You know, I just don't get it. Apparently I'm to understand we are only friends; so why, on re-grouping somewhat and telling Sexy Guy about my acting debut at uni, does he reply with "Bet you'd have liked it better in the nude!" ???? Aaaggh. I give up on men. Really.

Tuesday, April 1, 2008

But I Would Have Looked Hot on the Red Carpet

Mr. H. is offered 2 tickets to a film festival in a city far, far away from here with fabulous shopping and great night life and...Mr. H. looks at me and says "I only need 1 ticket........"

Monday, March 10, 2008

Gotta Hate Guys & Their Plans Part II


So I ask sexy guy if there is a chance of another holiday while he is working on the Far Side of the World. And he e-mails back "already have remaining time booked with other friends. Sorry...." Which is what I expected but definitely not what I wanted to hear!!!!!!!!!!!!!!

Saturday, March 1, 2008

I should have kept my knickers on


In an effort to keep my tan I have been going to the Sun Bed. I started off quite sensibly at 8 minutes, once a week. Then I decided to go twice a week. And then I decided 10 minutes would be better. Getting greedy, I then decided the premium Sun Bed would be so much better.“Want to go back to 8 minutes?” says the friendly, all-over tanned young lady at the front counter. “No, 10 is good.” says I who knows so much about sun beds.

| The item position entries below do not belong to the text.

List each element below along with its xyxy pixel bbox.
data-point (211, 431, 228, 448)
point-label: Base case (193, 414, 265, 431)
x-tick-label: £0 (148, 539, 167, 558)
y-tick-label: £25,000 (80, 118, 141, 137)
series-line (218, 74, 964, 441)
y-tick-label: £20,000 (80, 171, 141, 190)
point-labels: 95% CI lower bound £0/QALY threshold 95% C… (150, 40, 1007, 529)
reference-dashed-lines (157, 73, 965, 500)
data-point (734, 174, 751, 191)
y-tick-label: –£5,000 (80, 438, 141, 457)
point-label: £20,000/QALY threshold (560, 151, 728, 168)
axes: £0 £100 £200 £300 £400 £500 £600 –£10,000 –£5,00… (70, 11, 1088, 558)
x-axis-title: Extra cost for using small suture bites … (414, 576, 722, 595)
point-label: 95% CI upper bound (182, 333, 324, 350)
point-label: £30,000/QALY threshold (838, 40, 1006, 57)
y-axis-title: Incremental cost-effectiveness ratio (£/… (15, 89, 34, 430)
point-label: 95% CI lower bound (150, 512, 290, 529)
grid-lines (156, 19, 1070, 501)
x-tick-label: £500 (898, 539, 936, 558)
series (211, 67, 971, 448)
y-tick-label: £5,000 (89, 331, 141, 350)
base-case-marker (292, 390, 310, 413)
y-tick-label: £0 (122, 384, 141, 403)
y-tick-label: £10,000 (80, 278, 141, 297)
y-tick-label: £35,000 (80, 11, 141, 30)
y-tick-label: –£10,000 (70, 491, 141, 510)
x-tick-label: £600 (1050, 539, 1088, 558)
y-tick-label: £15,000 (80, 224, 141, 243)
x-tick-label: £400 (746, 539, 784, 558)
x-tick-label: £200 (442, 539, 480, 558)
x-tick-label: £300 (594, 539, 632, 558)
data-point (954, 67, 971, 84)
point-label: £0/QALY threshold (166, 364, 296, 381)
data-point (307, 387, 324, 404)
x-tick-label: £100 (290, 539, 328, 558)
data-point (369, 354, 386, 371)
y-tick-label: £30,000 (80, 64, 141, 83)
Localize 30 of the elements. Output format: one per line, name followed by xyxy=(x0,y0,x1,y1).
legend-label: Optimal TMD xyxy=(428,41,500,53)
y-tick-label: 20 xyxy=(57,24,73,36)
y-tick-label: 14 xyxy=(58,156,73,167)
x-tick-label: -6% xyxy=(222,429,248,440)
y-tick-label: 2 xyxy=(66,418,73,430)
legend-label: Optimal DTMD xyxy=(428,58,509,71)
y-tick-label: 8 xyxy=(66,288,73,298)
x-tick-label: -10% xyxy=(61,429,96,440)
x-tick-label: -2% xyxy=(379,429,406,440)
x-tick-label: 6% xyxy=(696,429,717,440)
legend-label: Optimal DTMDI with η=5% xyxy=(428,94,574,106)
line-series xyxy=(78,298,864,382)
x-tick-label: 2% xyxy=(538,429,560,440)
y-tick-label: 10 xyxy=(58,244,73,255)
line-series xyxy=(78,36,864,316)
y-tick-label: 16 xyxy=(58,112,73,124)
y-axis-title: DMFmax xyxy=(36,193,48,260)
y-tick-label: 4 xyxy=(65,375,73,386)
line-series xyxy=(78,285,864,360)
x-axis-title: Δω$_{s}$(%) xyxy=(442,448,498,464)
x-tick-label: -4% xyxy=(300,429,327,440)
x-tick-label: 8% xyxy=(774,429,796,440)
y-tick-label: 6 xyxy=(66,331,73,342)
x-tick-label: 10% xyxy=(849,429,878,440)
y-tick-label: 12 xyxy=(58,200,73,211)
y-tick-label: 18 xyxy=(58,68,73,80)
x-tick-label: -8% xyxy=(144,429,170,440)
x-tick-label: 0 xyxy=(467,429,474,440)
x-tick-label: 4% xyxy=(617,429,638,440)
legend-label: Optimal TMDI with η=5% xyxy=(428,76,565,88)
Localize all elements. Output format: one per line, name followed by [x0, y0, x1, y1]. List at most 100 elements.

Now in the beginning, I kept my knickers on (as they say in Britain). But then I decided I would just look so much better with an overall tan, so took to lying there for my blissful 8 minutes (later 10) completely nude.

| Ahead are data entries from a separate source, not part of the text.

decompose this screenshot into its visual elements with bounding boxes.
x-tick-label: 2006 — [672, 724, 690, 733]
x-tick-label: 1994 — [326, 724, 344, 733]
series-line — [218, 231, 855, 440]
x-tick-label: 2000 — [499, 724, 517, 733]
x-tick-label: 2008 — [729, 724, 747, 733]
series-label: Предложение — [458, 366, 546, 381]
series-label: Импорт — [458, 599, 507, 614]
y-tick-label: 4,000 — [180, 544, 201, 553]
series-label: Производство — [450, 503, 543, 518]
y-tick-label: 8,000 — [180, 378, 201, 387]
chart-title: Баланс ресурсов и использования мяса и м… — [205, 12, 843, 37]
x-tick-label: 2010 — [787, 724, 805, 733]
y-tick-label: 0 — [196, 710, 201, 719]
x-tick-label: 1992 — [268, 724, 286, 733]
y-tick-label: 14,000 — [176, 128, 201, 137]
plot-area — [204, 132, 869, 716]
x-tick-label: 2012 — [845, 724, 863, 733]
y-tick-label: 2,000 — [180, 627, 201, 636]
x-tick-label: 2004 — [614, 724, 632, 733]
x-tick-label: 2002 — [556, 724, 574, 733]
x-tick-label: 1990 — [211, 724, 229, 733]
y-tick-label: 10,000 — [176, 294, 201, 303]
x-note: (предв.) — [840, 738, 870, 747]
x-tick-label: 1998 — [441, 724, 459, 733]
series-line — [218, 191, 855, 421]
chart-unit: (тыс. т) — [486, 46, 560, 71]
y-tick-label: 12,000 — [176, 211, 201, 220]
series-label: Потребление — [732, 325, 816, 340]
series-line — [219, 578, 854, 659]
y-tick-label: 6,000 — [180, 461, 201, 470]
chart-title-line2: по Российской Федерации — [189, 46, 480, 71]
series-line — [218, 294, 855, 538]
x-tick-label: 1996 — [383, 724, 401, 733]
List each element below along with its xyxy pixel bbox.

“Well” says tanned young lady “As you are the first client today, I’ll give you 11 minutes but let it warm up for a minute and then hop in.” Wow... a free minute!!! Need to take advantage of that for sure.

Now I did remember the advice of turning off the face-tanning part after “two songs have played” and I do stick to that. After all, who wants to look like a lobster? So after today’s allotted 11 minutes, I get dressed, sign up for another session on Tuesday, and leave. Funny thing though, on the way out I see a large sign in the window:

In Case of Emergency Phone:
555-555-5555

Why would anyone ever have an emergency standing outside the suntan place?

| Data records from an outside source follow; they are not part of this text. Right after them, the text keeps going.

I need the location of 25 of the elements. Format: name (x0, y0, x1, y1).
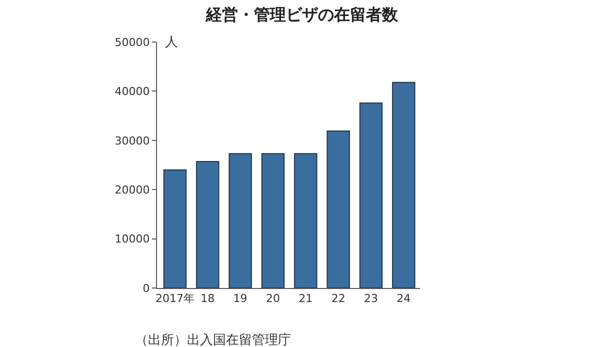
bar (261, 153, 285, 288)
chart-title: 経営・管理ビザの在留者数 (205, 4, 399, 24)
y-tick-label: 10000 (114, 232, 150, 246)
bar (228, 153, 252, 288)
bar (359, 102, 383, 288)
bar (294, 153, 318, 288)
text: （出所）出入国在留管理庁 (135, 332, 291, 347)
y-tick-label: 20000 (114, 183, 150, 196)
y-tick-label: 30000 (114, 134, 150, 148)
bar (196, 161, 220, 288)
annotation: 人 (165, 35, 178, 50)
bar (392, 82, 416, 288)
y-tick-label: 40000 (114, 85, 150, 98)
bar (326, 130, 350, 288)
x-tick-label: 24 (396, 292, 411, 306)
x-tick-label: 20 (266, 292, 280, 306)
x-tick-label: 19 (233, 292, 248, 306)
bar (163, 169, 187, 288)
y-tick-label: 0 (142, 282, 150, 295)
x-tick-label: 18 (200, 292, 215, 306)
x-tick-label: 22 (331, 292, 346, 306)
x-tick-label: 2017年 (155, 292, 194, 306)
y-tick-label: 50000 (114, 36, 150, 49)
x-tick-label: 23 (364, 292, 378, 306)
x-tick-label: 21 (298, 292, 313, 306)
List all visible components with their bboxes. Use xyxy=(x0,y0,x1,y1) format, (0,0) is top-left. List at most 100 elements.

So my day continues in a hum drum Saturday kind of way and later I decide I’m cold and need a warm bubble bath. Go upstairs and into the bathroom and get undressed - as one does before getting in the bath. Now there is rather a large mirror in my bathroom and in it I can see much of myself. And I look. And I look again. And I now see the drawbacks of tanning on a Sun bed as opposed to being on a beach in the Seychelles. My front is red. Like a lobster. My backside is.....very red (like two lobsters). EXCEPT.....well I guess when you lie on a Sun bed, you only get tanning rays straight up or down from all those tubes they have in there. No sideways rays. I have a 1" wide white stripe down the middle of each cheek of my backside. And I have one boob that is going to be tanned and one that is only going to be half-tanned. And I should definitely have kept my knickers on because I have been sunburnt where no one should ever be sunburnt. All I can say is thank goodness I’m not a male!!!!!!